Dans un pays sous forte influence de l’Église, historique et du fait que le pape est un Argentin, la majorité des sénateurs ont semble-t-il décidé de s’opposer au projet de loi. La presse argentine estime que 37 des 72 députés ont fait savoir qu’ils voteraient non.

Le projet de loi qui légalise l’IVG au cours des 14 premières semaines de grossesse a été adopté de justesse par les députés le 14 juin (129 voix pour, 125 contre).

Les sénateurs en Argentine, trois dans chacune des 24 province, sont généralement plus conservateurs que les députés, car ils représentent des régions moins développées que la capitale et la province de Buenos Aires, où les 40% des 41 millions d’habitants sont majoritairement favorables à l’IVG.

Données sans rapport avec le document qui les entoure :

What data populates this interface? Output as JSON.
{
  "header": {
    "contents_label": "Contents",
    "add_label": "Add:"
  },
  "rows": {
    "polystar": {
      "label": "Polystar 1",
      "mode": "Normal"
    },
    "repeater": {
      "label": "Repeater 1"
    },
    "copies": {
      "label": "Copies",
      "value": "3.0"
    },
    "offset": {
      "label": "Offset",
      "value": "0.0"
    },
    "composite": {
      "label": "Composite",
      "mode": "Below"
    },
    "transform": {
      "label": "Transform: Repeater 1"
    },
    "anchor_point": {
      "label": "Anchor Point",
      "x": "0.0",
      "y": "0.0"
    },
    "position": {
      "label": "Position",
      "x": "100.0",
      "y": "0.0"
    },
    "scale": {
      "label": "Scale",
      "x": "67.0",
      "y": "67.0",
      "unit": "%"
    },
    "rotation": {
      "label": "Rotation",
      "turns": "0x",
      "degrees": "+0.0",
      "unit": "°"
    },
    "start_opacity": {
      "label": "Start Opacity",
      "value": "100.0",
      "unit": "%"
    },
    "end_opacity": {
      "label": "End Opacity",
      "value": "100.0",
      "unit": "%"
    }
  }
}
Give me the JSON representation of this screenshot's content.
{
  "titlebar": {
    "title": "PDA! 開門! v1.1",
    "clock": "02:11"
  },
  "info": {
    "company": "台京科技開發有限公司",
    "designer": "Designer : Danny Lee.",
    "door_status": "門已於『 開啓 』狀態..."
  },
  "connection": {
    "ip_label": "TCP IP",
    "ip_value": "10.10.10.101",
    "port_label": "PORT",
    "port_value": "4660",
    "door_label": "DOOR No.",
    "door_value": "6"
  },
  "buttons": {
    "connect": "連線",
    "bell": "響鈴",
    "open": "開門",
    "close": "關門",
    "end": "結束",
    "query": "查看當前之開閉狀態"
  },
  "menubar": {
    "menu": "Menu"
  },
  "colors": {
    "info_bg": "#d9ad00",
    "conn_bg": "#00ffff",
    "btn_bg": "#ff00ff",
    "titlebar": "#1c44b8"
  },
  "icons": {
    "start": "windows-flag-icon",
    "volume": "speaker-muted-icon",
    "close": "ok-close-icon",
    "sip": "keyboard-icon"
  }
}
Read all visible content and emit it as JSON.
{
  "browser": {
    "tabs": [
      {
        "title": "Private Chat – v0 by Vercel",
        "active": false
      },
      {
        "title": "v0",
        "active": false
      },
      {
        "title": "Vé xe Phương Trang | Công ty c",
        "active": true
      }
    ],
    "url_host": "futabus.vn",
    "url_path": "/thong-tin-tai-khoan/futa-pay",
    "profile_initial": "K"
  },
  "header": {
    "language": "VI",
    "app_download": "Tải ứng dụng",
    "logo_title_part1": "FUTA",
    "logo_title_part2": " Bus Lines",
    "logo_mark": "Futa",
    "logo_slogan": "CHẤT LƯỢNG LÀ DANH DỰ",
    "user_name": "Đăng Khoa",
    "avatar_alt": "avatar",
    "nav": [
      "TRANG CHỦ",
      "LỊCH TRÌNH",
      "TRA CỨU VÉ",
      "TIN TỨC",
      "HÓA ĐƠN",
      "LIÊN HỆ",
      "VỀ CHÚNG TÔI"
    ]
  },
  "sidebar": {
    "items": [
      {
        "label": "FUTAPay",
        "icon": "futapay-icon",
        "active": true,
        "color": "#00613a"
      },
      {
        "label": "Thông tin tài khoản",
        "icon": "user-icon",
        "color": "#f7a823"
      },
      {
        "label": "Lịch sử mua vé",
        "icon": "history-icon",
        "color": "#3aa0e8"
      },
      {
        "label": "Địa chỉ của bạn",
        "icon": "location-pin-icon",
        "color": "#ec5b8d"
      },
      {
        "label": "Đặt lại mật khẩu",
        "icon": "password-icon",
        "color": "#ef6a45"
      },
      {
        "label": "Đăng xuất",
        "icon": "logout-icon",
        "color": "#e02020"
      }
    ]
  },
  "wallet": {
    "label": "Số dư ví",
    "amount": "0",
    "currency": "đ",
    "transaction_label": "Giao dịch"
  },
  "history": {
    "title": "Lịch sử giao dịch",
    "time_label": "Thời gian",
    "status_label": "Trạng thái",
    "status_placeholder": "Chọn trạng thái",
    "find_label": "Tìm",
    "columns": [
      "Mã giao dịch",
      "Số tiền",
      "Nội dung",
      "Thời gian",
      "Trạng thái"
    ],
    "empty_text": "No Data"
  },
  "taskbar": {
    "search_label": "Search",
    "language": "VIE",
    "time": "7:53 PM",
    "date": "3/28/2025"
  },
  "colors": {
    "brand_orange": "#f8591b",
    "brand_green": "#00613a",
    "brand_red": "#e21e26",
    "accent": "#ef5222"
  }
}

Ce sont les mouvements féministes qui ont donné ces deux dernières années un élan déterminant à la revendication du droit à l’avortement. Ces Argentines de tous les âges arborent fièrement un foulard vert, symbole de leur mobilisation pour l’IVG.

– « Arriérés » –

« L’avortement, c’est un droit, nous sommes vraiment des arriérés, nous en sommes encore à nous demander si c’est bien nécessaire de le légaliser, un demi-siècle après l’Angleterre », témoigne Camila Suarez, une étudiante en droit de 20 ans.

Le Royaume-Uni a légalisé l’IVG en 1967. En Amérique latine, seuls deux pays, Cuba et Uruguay, autorisent l’IVG.

Amnesty International a publié mardi dans 134 pays son soutien au projet de loi. Sur un fond vert, couleur symbole de la mobilisation des Argentines, on peut lire « adios » au dessus d’un cintre blanc, un objet longtemps utilisé pour pratiquer des avortements clandestins.

« Les complications liés aux avortements clandestins sont la première cause de mort de mères en Argentine. Les sénateurs peuvent changer ça », dit le texte d’Amnesty, avant de dire à l’adresse des parlementaires: « Le monde vous observe ».

Depuis le Vatican, le pape a donné le ton en exprimant à deux reprises le rejet de l’avortement.

« Les évêques ont joué un rôle-clé dans le travail de lobby sur les députés et les sénateurs en écrivant aux indécis, leur rendant visite dans leur bureau, et dans certains cas, en ayant des attitudes plus ou moins belligérantes avec les pro-IVG », estime la sociologue Sol Prieto.

– « Progéniteur exclu » –

Certains sénateurs partisans du texte ont reçu des boîtes avec des figurines en forme de foetus à l’intérieur, ou des menaces d’ex-communication.

L’évêque argentin Alberto Bochatey, en première ligne dans le combat contre l’IVG, minimise le rôle du pape dans ce débat. « Le pape est argentin mais il est au delà de tout ça, il ne va pas intervenir dans un débat sur une législation locale. Il critique l’avortement comme le fait l’Église ».

« L’avortement, dit-il ensuite, ce n’est pas un sujet de féministes. Il y a aussi un progéniteur. Et cette loi l’exclut ».

Si les sénateurs suivent le chemin des députés, l’avortement deviendra légal et gratuit.

« Dans le camp catholique, on prévoit un résultat adverse, si ce n’est pas à court terme, à moyen terme. Tous les secteurs de la société semblent se préparer à la légalisation de l’avortement. Tôt ou tard », assure la sociologue.

Si le « non » l’emporte, il faudra probablement attendre 2020 avant que la question de l’avortement puisse de nouveau être examinée par le parlement. La loi fixe un délai d’un an après un rejet, mais en août 2019, à deux mois de l’élection présidentielle, il est peu probable que les partis politiques souhaitent reprendre le débat en pleine campagne électorale.

Mercredi à partir de 09h30 (12h30 GMT), les militants des deux camps, « Pour le droit de décider » et « Sauvons les deux vies », prendront position sur la place du Congrès. Le résultat du vote est attendu dans la soirée, voire dans la nuit de mercredi à jeudi.